Authorities were particularly spooked to learn that many party members had flocked to Li’s movement. The leaders of the April 25 demonstration included retired senior officials from key ministries, as well as a former major general. A Falun Gong leader arrested last week was a former department director of the Public Security Bureau, the outfit that usually cracks down on dissidents. The participation of communists had “tarnished the image of the party,” warned a circular issued last week. Those who broke with the sect would not be investigated, the memo counseled, while communists who refused to “correct their mistakes” risked expulsion from the party.

Li’s American links have also fueled official paranoia, especially in the wake of the U.S. bombing of Beijing’s embassy in Belgrade this spring. The state media last week hinted darkly about “international forces,” and a source close to senior Chinese officials claimed they had compiled “documentary evidence,” including e-mail exchanges, suggesting that Li had plotted social disruption in China at the behest of the CIA. Laughing, Li denies the charges.

The party faithful also know well that homegrown historical forces are at work. Chinese have often embraced the occult or quasi-religious groups during times of great social flux.
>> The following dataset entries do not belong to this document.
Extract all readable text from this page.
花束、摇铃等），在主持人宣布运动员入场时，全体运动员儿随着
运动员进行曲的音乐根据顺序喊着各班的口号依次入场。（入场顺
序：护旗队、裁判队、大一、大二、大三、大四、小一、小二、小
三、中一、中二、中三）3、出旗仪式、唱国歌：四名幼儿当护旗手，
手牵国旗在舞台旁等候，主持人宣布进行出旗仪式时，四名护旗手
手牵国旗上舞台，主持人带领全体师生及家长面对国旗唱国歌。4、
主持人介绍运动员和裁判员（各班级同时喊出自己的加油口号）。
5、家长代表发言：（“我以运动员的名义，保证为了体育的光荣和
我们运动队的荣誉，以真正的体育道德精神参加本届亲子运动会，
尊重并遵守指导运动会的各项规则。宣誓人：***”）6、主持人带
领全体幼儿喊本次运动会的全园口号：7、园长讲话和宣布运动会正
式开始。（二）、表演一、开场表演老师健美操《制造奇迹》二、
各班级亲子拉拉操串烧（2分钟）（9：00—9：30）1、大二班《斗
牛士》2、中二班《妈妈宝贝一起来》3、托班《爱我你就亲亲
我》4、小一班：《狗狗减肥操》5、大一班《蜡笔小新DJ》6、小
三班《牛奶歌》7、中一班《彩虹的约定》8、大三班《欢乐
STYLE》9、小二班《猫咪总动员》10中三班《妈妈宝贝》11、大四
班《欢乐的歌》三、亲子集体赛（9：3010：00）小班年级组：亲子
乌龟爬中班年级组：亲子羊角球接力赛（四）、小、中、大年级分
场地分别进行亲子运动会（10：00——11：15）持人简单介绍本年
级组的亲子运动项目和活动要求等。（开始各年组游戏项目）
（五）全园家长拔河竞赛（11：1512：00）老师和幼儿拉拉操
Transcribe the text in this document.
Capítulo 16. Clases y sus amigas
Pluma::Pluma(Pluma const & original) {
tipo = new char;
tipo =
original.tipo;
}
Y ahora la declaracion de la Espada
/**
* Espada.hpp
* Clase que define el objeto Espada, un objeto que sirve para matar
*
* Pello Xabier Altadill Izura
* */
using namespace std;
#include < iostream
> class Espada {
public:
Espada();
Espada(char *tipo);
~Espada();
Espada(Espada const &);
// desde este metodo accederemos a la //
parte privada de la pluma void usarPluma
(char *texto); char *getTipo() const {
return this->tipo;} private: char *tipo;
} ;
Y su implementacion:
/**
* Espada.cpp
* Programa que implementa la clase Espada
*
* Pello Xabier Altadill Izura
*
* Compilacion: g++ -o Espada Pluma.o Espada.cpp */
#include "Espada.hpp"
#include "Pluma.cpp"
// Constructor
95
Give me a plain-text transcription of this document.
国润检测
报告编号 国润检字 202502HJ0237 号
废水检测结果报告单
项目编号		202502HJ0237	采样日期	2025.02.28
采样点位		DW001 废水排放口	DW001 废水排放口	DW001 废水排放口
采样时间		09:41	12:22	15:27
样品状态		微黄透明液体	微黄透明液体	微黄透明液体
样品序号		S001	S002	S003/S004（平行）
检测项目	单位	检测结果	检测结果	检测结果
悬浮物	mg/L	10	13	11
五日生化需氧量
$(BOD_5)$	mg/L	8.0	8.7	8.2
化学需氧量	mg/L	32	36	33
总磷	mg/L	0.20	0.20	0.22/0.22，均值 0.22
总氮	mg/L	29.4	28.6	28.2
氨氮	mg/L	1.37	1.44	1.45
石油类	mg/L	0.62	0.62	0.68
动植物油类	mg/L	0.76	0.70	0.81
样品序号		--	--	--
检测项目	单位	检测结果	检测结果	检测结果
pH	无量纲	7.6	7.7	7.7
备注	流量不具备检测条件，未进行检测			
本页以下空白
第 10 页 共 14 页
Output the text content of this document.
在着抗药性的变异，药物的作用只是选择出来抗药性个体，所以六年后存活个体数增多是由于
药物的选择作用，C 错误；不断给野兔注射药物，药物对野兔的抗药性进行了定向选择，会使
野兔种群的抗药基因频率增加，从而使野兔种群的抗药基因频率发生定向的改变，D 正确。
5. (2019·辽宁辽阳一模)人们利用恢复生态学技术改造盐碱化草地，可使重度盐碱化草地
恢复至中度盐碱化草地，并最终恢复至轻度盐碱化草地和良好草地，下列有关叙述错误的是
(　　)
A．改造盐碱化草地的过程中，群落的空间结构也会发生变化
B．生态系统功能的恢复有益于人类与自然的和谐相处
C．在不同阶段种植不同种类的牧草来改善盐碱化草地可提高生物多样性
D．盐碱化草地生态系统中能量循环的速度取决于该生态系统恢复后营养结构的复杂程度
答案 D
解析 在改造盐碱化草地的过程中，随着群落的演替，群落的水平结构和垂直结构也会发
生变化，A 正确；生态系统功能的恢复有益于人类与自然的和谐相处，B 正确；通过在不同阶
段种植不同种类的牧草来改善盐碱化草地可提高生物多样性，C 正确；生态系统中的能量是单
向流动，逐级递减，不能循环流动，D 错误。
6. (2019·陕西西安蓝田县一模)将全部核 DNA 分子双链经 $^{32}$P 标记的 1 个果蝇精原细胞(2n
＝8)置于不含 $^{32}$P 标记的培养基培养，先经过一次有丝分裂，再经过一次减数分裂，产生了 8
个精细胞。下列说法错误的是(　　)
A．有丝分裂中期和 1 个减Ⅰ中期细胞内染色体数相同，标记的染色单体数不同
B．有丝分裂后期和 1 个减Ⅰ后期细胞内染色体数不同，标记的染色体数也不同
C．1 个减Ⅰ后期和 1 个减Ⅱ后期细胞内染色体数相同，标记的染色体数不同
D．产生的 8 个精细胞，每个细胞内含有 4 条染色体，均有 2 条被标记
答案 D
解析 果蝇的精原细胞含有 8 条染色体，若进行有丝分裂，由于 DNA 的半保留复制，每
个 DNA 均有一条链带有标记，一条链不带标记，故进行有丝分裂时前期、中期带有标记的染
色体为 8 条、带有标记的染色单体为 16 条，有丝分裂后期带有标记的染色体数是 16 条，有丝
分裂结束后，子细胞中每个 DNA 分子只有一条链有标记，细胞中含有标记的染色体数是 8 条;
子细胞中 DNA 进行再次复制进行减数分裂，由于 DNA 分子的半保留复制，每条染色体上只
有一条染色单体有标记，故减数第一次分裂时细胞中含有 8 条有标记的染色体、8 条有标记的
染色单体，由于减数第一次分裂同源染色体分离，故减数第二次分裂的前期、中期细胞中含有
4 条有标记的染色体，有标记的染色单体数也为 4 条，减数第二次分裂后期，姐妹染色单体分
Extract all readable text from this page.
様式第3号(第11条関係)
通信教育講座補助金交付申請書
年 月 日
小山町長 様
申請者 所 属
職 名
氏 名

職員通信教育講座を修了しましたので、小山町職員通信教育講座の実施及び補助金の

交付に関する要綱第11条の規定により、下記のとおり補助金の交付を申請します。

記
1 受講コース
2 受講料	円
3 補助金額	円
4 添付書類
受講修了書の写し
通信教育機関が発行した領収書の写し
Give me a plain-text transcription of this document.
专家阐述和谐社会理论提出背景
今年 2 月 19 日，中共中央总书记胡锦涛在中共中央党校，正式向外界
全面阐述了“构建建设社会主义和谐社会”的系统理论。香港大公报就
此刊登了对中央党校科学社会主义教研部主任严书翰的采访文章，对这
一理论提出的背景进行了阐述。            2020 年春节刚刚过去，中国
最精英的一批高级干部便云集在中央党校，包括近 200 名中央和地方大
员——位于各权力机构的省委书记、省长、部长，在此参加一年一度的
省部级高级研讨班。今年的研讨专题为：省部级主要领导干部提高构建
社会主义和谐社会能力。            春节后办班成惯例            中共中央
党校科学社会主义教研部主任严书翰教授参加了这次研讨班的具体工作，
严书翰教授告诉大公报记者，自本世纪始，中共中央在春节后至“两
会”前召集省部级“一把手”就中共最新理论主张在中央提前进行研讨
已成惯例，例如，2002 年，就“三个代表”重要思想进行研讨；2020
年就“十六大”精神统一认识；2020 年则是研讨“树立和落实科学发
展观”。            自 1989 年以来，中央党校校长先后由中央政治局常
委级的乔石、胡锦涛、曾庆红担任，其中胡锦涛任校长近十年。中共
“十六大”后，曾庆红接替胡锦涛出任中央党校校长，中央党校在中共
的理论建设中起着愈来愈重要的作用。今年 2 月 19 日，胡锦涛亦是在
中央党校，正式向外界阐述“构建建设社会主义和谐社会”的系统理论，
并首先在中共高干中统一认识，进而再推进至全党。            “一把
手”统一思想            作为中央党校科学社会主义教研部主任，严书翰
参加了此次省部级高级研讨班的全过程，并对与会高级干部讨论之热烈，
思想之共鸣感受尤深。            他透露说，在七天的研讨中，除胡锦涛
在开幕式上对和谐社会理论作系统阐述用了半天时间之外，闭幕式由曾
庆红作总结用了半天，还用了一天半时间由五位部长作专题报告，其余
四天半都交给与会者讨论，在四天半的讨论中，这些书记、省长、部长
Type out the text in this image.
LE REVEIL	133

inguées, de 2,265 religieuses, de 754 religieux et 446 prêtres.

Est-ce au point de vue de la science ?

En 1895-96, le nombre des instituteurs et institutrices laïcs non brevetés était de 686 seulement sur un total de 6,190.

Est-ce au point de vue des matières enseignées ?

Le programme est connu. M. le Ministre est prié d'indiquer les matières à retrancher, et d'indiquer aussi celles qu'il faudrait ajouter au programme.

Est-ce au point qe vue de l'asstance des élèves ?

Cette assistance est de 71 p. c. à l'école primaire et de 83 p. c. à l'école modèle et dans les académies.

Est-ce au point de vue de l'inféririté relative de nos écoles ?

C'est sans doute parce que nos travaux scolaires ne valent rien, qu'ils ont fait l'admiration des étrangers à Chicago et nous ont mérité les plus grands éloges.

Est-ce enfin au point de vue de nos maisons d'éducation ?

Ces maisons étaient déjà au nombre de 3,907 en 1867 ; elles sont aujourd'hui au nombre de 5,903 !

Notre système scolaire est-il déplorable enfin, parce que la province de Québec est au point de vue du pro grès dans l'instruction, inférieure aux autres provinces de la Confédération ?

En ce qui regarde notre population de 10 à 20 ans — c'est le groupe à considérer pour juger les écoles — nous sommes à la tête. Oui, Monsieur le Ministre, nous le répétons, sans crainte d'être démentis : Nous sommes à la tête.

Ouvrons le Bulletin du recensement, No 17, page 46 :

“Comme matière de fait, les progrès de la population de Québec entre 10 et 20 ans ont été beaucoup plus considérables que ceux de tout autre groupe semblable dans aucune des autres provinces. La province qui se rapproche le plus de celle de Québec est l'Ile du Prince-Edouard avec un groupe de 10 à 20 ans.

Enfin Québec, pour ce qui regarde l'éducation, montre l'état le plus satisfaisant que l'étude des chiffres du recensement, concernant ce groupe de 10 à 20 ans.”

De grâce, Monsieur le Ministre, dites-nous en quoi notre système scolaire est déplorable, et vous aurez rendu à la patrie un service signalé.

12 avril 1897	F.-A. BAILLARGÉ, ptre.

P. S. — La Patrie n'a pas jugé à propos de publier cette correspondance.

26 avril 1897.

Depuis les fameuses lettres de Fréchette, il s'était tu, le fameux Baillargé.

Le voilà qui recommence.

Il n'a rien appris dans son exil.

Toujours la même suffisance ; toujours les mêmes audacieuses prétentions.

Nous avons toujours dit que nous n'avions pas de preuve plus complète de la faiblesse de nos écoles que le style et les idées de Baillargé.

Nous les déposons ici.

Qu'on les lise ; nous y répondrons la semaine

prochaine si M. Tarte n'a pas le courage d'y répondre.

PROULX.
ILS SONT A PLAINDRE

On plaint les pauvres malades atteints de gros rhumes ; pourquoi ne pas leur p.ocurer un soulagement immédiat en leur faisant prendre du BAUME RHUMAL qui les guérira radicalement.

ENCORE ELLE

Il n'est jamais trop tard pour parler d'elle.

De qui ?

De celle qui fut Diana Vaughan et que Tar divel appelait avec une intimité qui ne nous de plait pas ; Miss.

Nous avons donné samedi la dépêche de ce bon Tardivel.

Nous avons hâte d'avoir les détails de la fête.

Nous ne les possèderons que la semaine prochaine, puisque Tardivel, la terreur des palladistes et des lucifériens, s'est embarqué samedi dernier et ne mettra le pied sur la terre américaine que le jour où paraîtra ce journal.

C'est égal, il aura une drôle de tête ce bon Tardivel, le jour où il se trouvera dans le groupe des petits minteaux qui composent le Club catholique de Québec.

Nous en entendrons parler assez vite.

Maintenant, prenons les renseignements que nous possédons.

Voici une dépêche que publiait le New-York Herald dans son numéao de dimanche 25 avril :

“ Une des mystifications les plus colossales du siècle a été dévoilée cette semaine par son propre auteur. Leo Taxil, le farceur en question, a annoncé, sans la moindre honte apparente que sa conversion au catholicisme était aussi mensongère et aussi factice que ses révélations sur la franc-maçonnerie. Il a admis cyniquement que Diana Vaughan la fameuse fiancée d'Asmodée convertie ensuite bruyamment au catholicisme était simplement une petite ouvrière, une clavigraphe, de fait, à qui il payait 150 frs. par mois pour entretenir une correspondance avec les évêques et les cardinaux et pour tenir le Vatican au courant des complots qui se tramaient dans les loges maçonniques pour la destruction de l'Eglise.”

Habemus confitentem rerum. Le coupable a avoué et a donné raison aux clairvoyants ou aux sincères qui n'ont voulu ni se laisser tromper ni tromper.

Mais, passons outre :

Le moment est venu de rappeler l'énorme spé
The apocalyptic tenets of an underground Buddhist cult known as the White Lotus Society helped inspire peasant revolts as early as the Ming dynasty in 1622. In 1850, as Western imperialist powers pressured China’s Ching dynasty court to allow a growing influx of opium, a mystic named Hong Xiuquan led the Taiping Rebellion. (Hong believed he was the brother of Jesus and promised to create paradise on earth.) At the last turn of the century, xenophobic fanatics known as Boxers, who believed that Taoist amulets could protect them from bullets, laid siege to foreign legations in Beijing. Such mystical revolts “usually end badly,” observes China expert Chas Freeman, who was based in Beijing as an American diplomat in the 1980s.

Is Chinese society again coming unhinged? The government seems to think so. For months, the state media have been waging a propaganda campaign to dissuade people from believing in fortunetelling, geomancy (in which “masters” consult Taoist texts to determine the most auspicious location for buildings and furniture) and other superstitions. All the while, it seems, the state has also been preparing its case against Falun Gong. Even as police ransacked houses and set up roadblocks last week, front-page newspaper headlines skewered Li as a liar and a cheat. A special 75-minute television special aired repeatedly last Thursday warned that practicing Falun Gong could trigger disorientation, paranoia, hallucinations, “sickness, handicaps and even death.” The documentary also showcased alleged practitioners who had killed themselves. One vignette recalled a devotee who became convinced he had a “wheel of law” revolving in his abdomen–Li says he personally places such a wheel into each of his followers–and died when he tried to look for it by cutting his stomach open.

The clear aim of the media onslaught is to convince Li’s followers that he’s a charlatan. A lengthy expose by China’s official news agency on Li’s “life and times” went a step further, claiming that he had reaped huge profits from the sale of his books and tapes to buy “luxury houses and limousines.” Li denies such charges–in the NEWSWEEK interview, he claimed that he had difficulty coming up with the air fare to attend a meeting of Falun Gong practitioners in Australia–and he predicts the government campaign will backfire. “Why does the government fear the people?” he asked NEWSWEEK. “Only bad guys are afraid of good people.” The party, in any case, has more to worry about than Falun Gong. Marxism is dead, and with or without Master Li, millions of Chinese are feeling dangerously adrift.